At any rate, it doesn’t sound like today’s 20 and 30 year old workers really need to worry about whether or not Social Security will be there for them – as long as politicians like Roy Blunt keep their hands off the program. Nevertheless, a 2010 Gallup poll showed that 76% of Americans between 18 and 34 do not believe that they will receive Social Security benefits when they retire.

Their misapprehension is not really surprising. Listen to Blunt spin the story about how Social Security will be all gone if we don’t hand the program over to folks like him to fix, folks who, like Rick Perry, think it’s unconstitutional, or, more likely in Blunt’s case, an affront to the sensibilities of their Wall Street cronies, and it’s easy to understand why young Americans are so skeptical about the future of their benefits. Since George Bush opened the war on Social Security with his call to privatization in 2005, we have been bombarded with talk of the coming Social Security crisis. Even Democrats like Claire McCaskill are glad to join in the chorus. In such circumstances, who wouldn’t believe that Social Security will soon be moribund?

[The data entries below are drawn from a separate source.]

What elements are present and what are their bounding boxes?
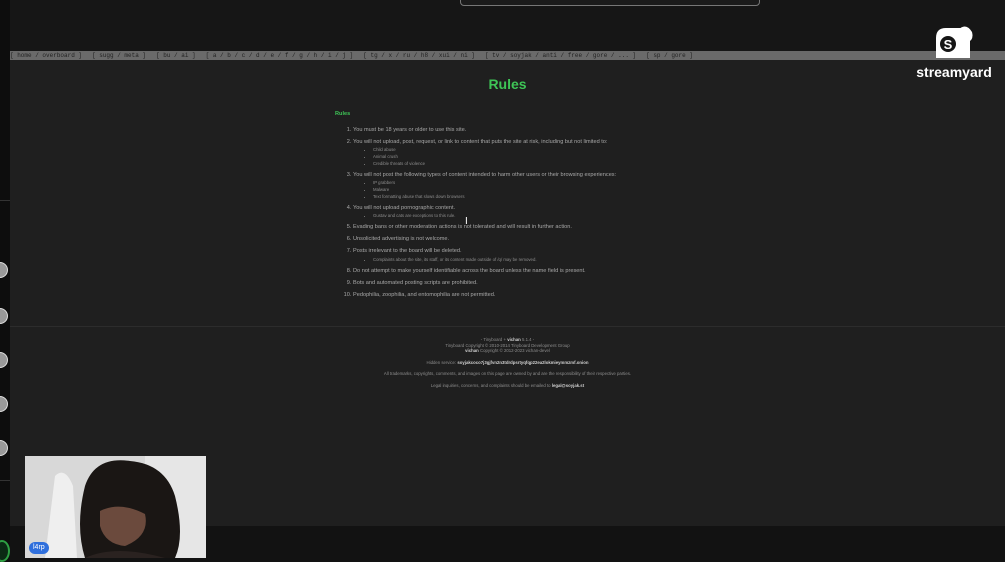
rule-item: Bots and automated posting scripts are p…	[353, 280, 735, 287]
footer-divider	[10, 326, 1005, 327]
rule-subitem: Text formatting abuse that slows down br…	[373, 194, 735, 199]
streamyard-mark-icon: S	[936, 26, 973, 58]
vichan-copyright: Copyright © 2012-2023 vichan-devel	[480, 348, 550, 353]
svg-text:S: S	[944, 37, 953, 52]
rule-item: You will not post the following types of…	[353, 172, 735, 200]
participant-avatar[interactable]	[0, 352, 8, 368]
board-link[interactable]: [ tv / soyjak / anti / free / gore / ...…	[485, 52, 636, 59]
webcam-feed: l4rp	[25, 456, 206, 558]
rule-text: Evading bans or other moderation actions…	[353, 224, 572, 231]
legal-contact: Legal inquiries, concerns, and complaint…	[430, 382, 585, 388]
streamyard-logo: S streamyard	[908, 24, 1000, 84]
streamyard-wordmark: streamyard	[916, 64, 992, 80]
rule-text: You must be 18 years or older to use thi…	[353, 126, 467, 133]
rules-heading: Rules	[335, 111, 351, 117]
rail-divider	[0, 480, 10, 481]
rule-sublist: IP grabbers Malware Text formatting abuse …	[353, 180, 735, 199]
shared-screen: [ home / overboard ] [ sugg / meta ] [ bu …	[10, 51, 1005, 526]
rule-item: Unsolicited advertising is not welcome.	[353, 236, 735, 243]
text-cursor-icon: I	[465, 216, 468, 227]
footer: - Tinyboard + vichan 5.1.4 - Tinyboard C…	[10, 337, 1005, 394]
vichan-link[interactable]: vichan	[465, 348, 479, 353]
onion-address-link[interactable]: soyjakcoco7j3gjfvn2n3tdrdpsrtyqfqp22ea2l…	[457, 360, 588, 365]
rule-subitem: Gustav and cats are exceptions to this r…	[373, 213, 735, 218]
tinyboard-copyright: Tinyboard Copyright © 2010-2014 Tinyboar…	[445, 342, 570, 348]
rule-subitem: Child abuse	[373, 147, 735, 152]
hidden-service: Hidden service: soyjakcoco7j3gjfvn2n3tdr…	[426, 359, 589, 365]
rail-divider	[0, 200, 10, 201]
board-link[interactable]: [ home / overboard ]	[10, 52, 82, 59]
rule-item: Do not attempt to make yourself identifi…	[353, 268, 735, 275]
board-link[interactable]: [ bu / ai ]	[156, 52, 196, 59]
participant-avatar[interactable]	[0, 262, 8, 278]
rule-subitem: Credible threats of violence	[373, 161, 735, 166]
rule-item: Evading bans or other moderation actions…	[353, 224, 735, 231]
browser-topbar	[0, 0, 1005, 52]
rule-subitem: Animal crush	[373, 154, 735, 159]
board-link[interactable]: [ sugg / meta ]	[92, 52, 146, 59]
board-link[interactable]: [ sp / gore ]	[646, 52, 693, 59]
rule-sublist: Gustav and cats are exceptions to this r…	[353, 213, 735, 218]
rule-item: You will not upload, post, request, or l…	[353, 139, 735, 167]
page-title: Rules	[488, 76, 527, 92]
rule-text: You will not post the following types of…	[353, 171, 617, 178]
trademark-notice: All trademarks, copyrights, comments, an…	[383, 371, 632, 376]
rule-text: Bots and automated posting scripts are p…	[353, 279, 478, 286]
rules-list: You must be 18 years or older to use thi…	[335, 127, 735, 299]
participant-avatar[interactable]	[0, 396, 8, 412]
rule-subitem: IP grabbers	[373, 180, 735, 185]
board-list-bar: [ home / overboard ] [ sugg / meta ] [ bu …	[10, 51, 1005, 60]
board-link[interactable]: [ tg / x / ru / h8 / xui / ni ]	[363, 52, 475, 59]
rule-subitem: Complaints about the site, its staff, or…	[373, 257, 735, 262]
left-rail	[0, 0, 10, 562]
rule-text: Posts irrelevant to the board will be de…	[353, 248, 462, 255]
rules-content: Rules You must be 18 years or older to u…	[335, 111, 735, 304]
rule-item: You must be 18 years or older to use thi…	[353, 127, 735, 134]
rule-item: Posts irrelevant to the board will be de…	[353, 248, 735, 262]
rule-sublist: Complaints about the site, its staff, or…	[353, 257, 735, 262]
active-indicator-icon	[0, 540, 10, 562]
participant-avatar[interactable]	[0, 308, 8, 324]
rule-text: You will not upload, post, request, or l…	[353, 138, 608, 145]
rule-text: You will not upload pornographic content…	[353, 204, 456, 211]
footer-version: - Tinyboard + vichan 5.1.4 - Tinyboard C…	[445, 337, 570, 353]
rule-text: Unsolicited advertising is not welcome.	[353, 236, 450, 243]
rule-item: Pedophilia, zoophilia, and entomophilia …	[353, 292, 735, 299]
vichan-link[interactable]: vichan	[507, 337, 521, 342]
rule-text: Do not attempt to make yourself identifi…	[353, 267, 586, 274]
participant-name-tag: l4rp	[29, 542, 49, 554]
participant-avatar[interactable]	[0, 440, 8, 456]
webcam-person-image	[25, 456, 206, 558]
rule-item: You will not upload pornographic content…	[353, 205, 735, 219]
legal-email-link[interactable]: legal@soyjak.st	[552, 383, 584, 388]
address-bar[interactable]	[460, 0, 760, 6]
board-link[interactable]: [ a / b / c / d / e / f / g / h / i / j …	[206, 52, 354, 59]
rule-sublist: Child abuse Animal crush Credible threats …	[353, 147, 735, 166]
rule-text: Pedophilia, zoophilia, and entomophilia …	[353, 291, 496, 298]
rule-subitem: Malware	[373, 187, 735, 192]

Unfortunately, this particular story is not only false, but intellectually corrupt. Speaking of Perry’s Ponzi scheme allegation, Bernstein concludes that:

In my view, saying that Social Security is a deliberate fraud – a Ponzi scheme – is about as irresponsible as truther or birther conspiracy thinking.

As far as I’m concerned, misleading rhetoric and outright falsehoods about the status of Social Security is just as irresponsible – even without the simple-minded insinuation that it’s a conscious fraud – and ultimately far more pernicious.